All this recent work on the fitness side of the fitness industry (rather than the business side) has inspired me to write a blog post. I haven't posted a fitness blog post since my latest book. This is simply because I haven't done any training since then, and I didn't want to post anything that was purely theoretical without any basis in reality.
However, in teaching this new "client" (I'm doing this for fun; I'm not charging her) how to squat and deadlift, I had a little "aha" moment that I wanted to share.
The issue involves the "tripod foot" cue. Tripod foot involves allowing one's bodyweight to be evenly distributed among three points of contact with the floor- the first metatarsal head, the fifth metatarsal head, and the heel.
The issue involves the "tripod foot" cue. Tripod foot involves allowing one's bodyweight to be evenly distributed among three points of contact with the floor- the first metatarsal head, the fifth metatarsal head, and the heel.
This was the best picture of tripod foot I could find. Internet, you have failed me. |
With tripod foot, weight should not be shifted forward towards the toes or backward on the heel at any point during performance of an exercise. Likewise, weight should not be shifted medially or laterally. I believe I first heard about tripod foot from Dr. Evan Osar at Mike Robertson's 2010 Midwest Performance Enhancement Seminar. He made a very convincing argument on why tripod foot is important. After hearing about it, I did a little research of my own and concluded it was the right thing to do. I don't actually remember any of the details of what I read, but I remain convinced to this day that tripod foot is the ideal position.
However, before I ever heard about "tripod foot," I knew the "insteps off" and "drive through the heel" cues. The idea with those was to preferentially recruit the posterior chain, especially the glutes, by placing more weight on the outside of the foot and by actively pulling through the heel when returning to the top portion of a lower body lift. I know from experience that this works very well for what it is designed to do.
So, what should you do? Is it the"tripod foot" or the "drive through the heel" cue?
I think the answer is "it depends." (Although I also like "it doesn't matter.")
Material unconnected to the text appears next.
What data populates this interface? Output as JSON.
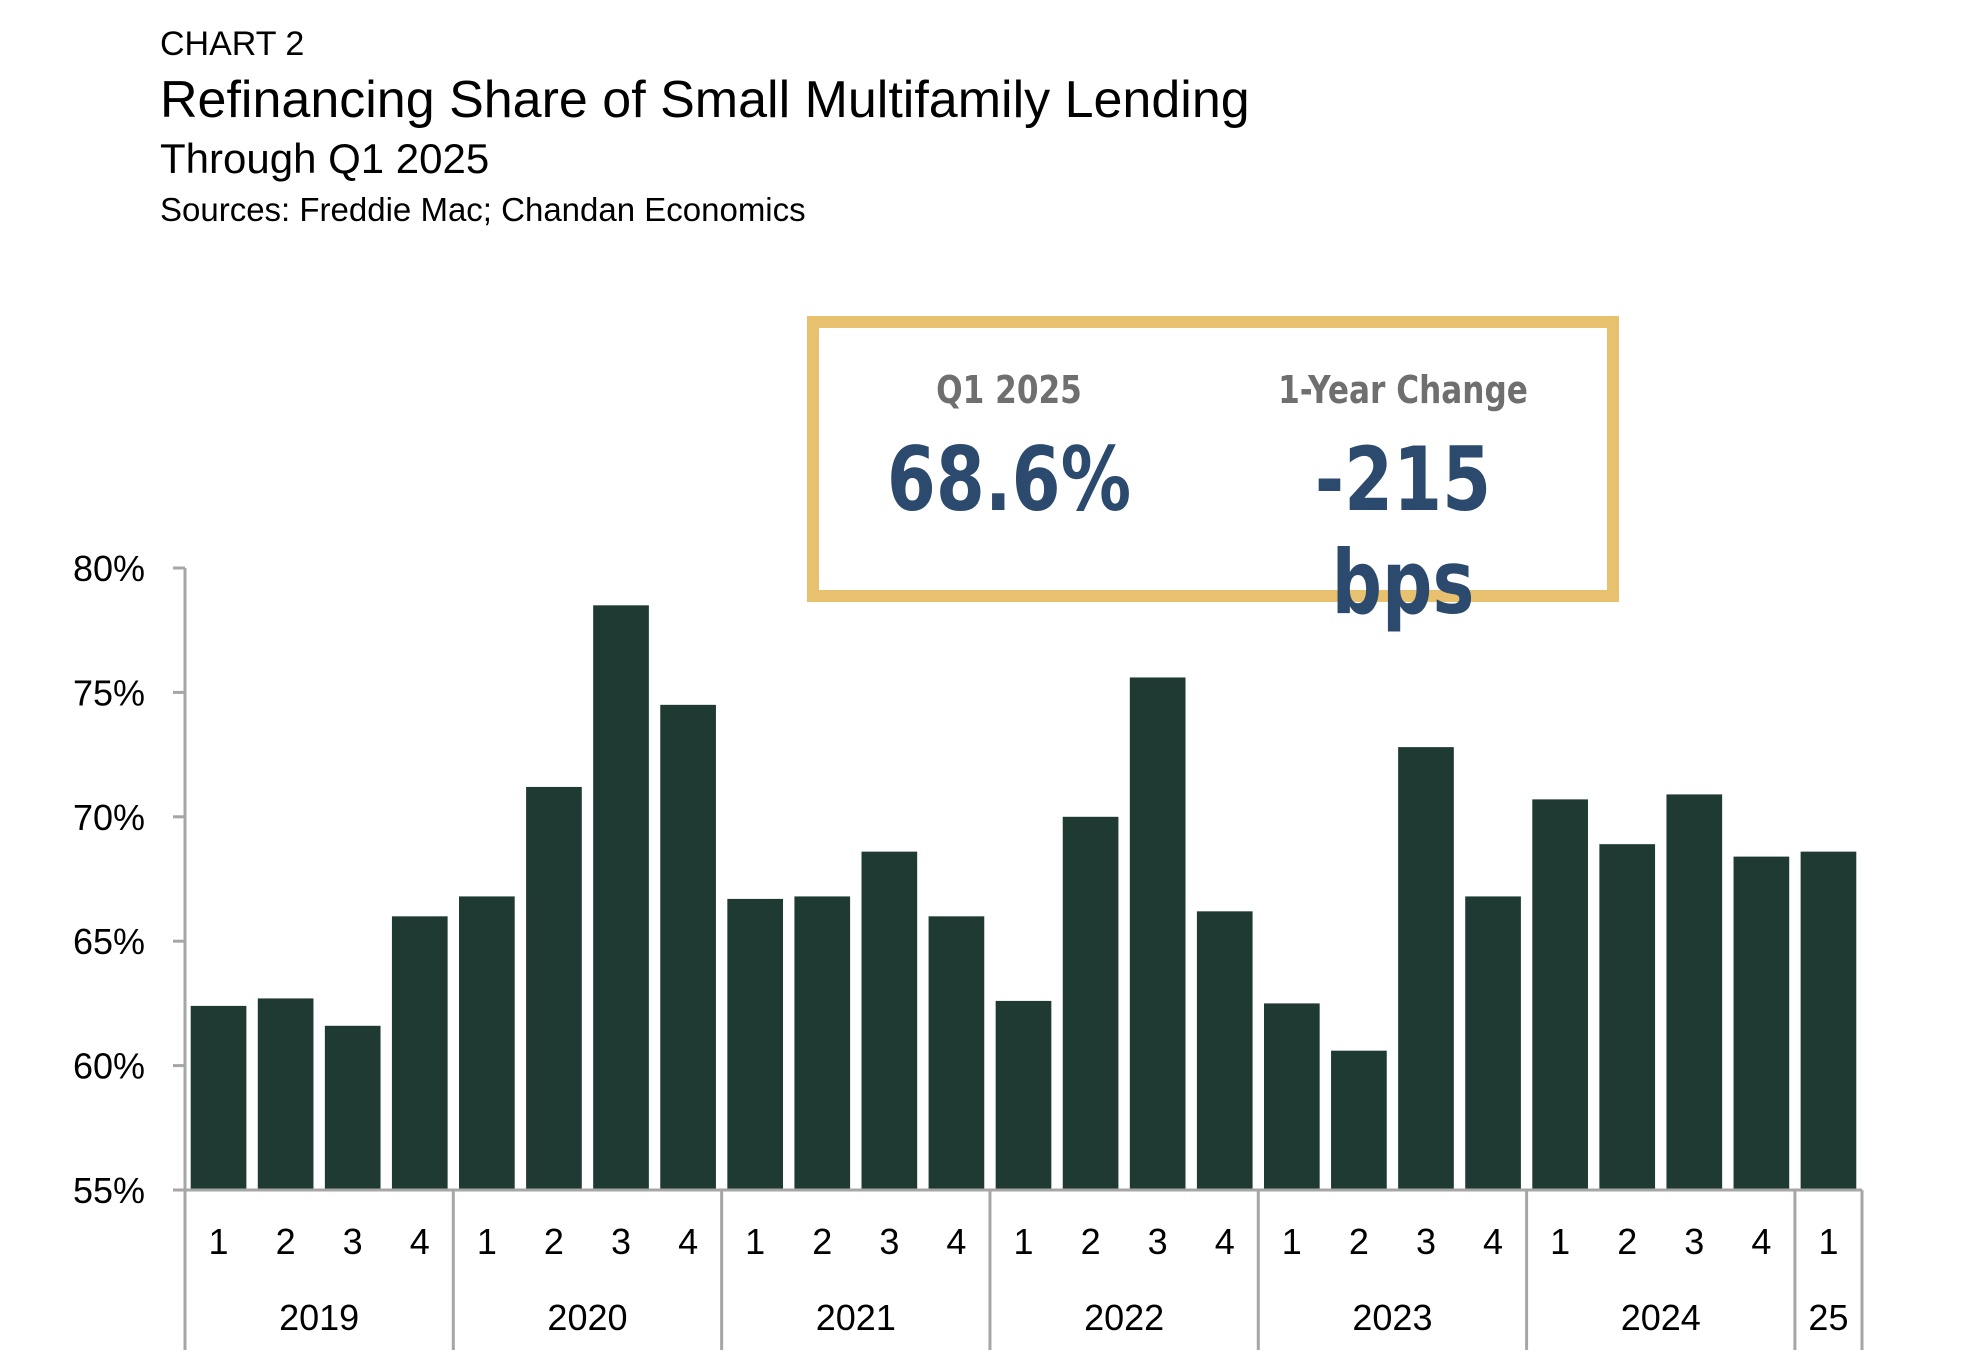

The girl I'm working with is quad and adductor dominant, and, as you might conclude, her glutes could use some work. Whenever she drops into a squat position, her knees and arch collapse, and her weight shifts towards her toes and towards the inside of her feet.
Now obviously, this is neither "tripod foot" nor "insteps off" and "drive through the heel."
I originally taught her "tripod foot," as that is what I try to do for myself now because I believe it is ideal. However, I noticed that didn't quite fix the problem.
Why not? I think she was so used to squatting the way I described that an even distribution of weight was not enough of a change to get her to stop doing it.
So instead of trying to force "tripod foot" upon her, I taught her the "insteps off" and "drive through the heels" cues. That solved the problem. Her foot stopped collapsing in.
The lesson here (at least, I think the lesson here) is that the "ideal" position is what is ideal for the client. You need the right cue at the right time with the right person. I feel that perhaps a little over-correction won't be a bad thing for her, especially since I corrected her in a way that will get her out her highly quad dominant movement pattern and into one more favorable for her posterior chain.
There probably is a happy medium here as well. You can probably have "tripod foot" and manage to "drive through the heel" at the same time. I'd just rather not confuse the people I work with.